Re: [spark-graphframes]: Generating incorrect edges

Nijland, J.G.W. (Jelle, Student M-CS) Thu, 25 Apr 2024 01:45:08 -0700

Hi Mich,

Thanks for your suggestions.
1) It currently runs on one server with plenty of resources assigned. But I 
will keep it in mind to replace monotonically_increasing_id() with uuid() once 
we scale up.
2) I have replaced the null values in origin with a string 
{prefix}-{mnt_by}-{organisation}


replacement_string = psf.concat_ws("-", psf.col("prefix"), psf.col("mnt_by"), 
psf.col("descr"))
df = df.withColumn("origin", psf.coalesce(psf.col("origin"), 
replacement_string))

I have verified my other columns have no Null values.

3) This is my logic how i generate IDs

mnt_by_id = df.select(MNT_BY).distinct().withColumn(MAINTAINER_ID, 
psf.concat(psf.lit('m_'), psf.monotonically_increasing_id()))
prefix_id = df.select(PREFIX).distinct().withColumn(PREFIX_ID, 
psf.concat(psf.lit('p_'), psf.monotonically_increasing_id()))
origin_id = df.select(ORIGIN).distinct().withColumn(ORIGIN_ID, 
psf.concat(psf.lit('o_'), psf.monotonically_increasing_id()))
organisation_id = df.select(DESCR).distinct().withColumn(ORGANISATION_ID, 
psf.concat(psf.lit('org_'), psf.monotonically_increasing_id()))

df = df.join(mnt_by_id, on=MNT_BY, how="left").join(prefix_id, on=PREFIX, 
how="left").join(origin_id, on=ORIGIN, how="left").join(organisation_id, 
on=DESCR, how="left")

I create the ID using the distinct values in the columns "mnt_by", "prefix", 
"origin" and "descr". The same columns I join "on".

4) This is my current resource allocation, I run it on the server of my 
university.
It has 112 cores and 1.48T ram, I can request more resources but in my eyes 
this sound be plenty.
If you think more resource would help, I will ask them.

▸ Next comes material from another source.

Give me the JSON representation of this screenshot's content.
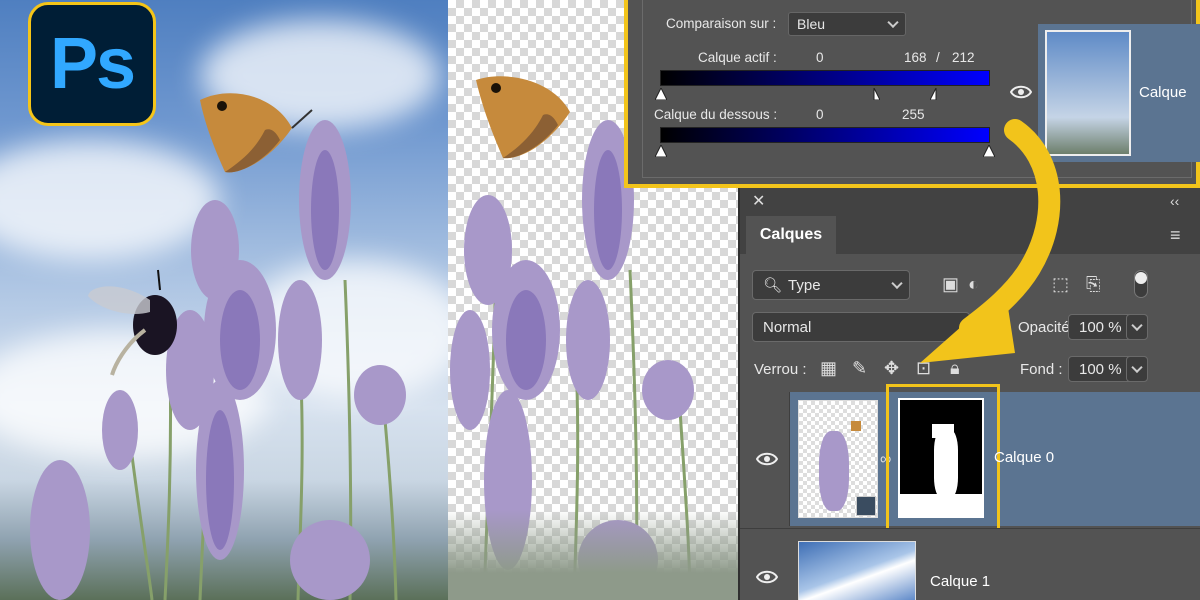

spark_conf = SparkConf().setAppName(f"pyspark-{APP_NAME}-{int(time())}").set(
    "spark.submit.deployMode", "client"
).set("spark.sql.parquet.binaryAsString", "true"
).set("spark.driver.bindAddress", "localhost"
).set("spark.driver.host", "127.0.0.1"
# ).set("spark.driver.port", "0"
).set("spark.ui.port", "4041"
).set("spark.executor.instances", "1"
).set("spark.executor.cores", "50"
).set("spark.executor.memory", "128G"
).set("spark.executor.memoryOverhead", "32G"
).set("spark.driver.cores", "16"
).set("spark.driver.memory", "64G"
)

I dont think b) applies as its a single machine.

Kind regards,
Jelle

________________________________
From: Mich Talebzadeh <[email protected]>
Sent: Wednesday, April 24, 2024 6:12 PM
To: Nijland, J.G.W. (Jelle, Student M-CS) <[email protected]>
Cc: [email protected] <[email protected]>
Subject: Re: [spark-graphframes]: Generating incorrect edges

OK let us have a look at these

1) You are using monotonically_increasing_id(), which is not 
collision-resistant in distributed environments like Spark. Multiple hosts
   can generate the same ID. I suggest switching to UUIDs (e.g., uuid.uuid4()) 
for guaranteed uniqueness.

2) Missing values in the Origin column lead to null IDs, potentially causing 
problems downstream. You can handle missing values appropriately, say
   a) Filter out rows with missing origins or b) impute missing values with a 
strategy that preserves relationships (if applicable).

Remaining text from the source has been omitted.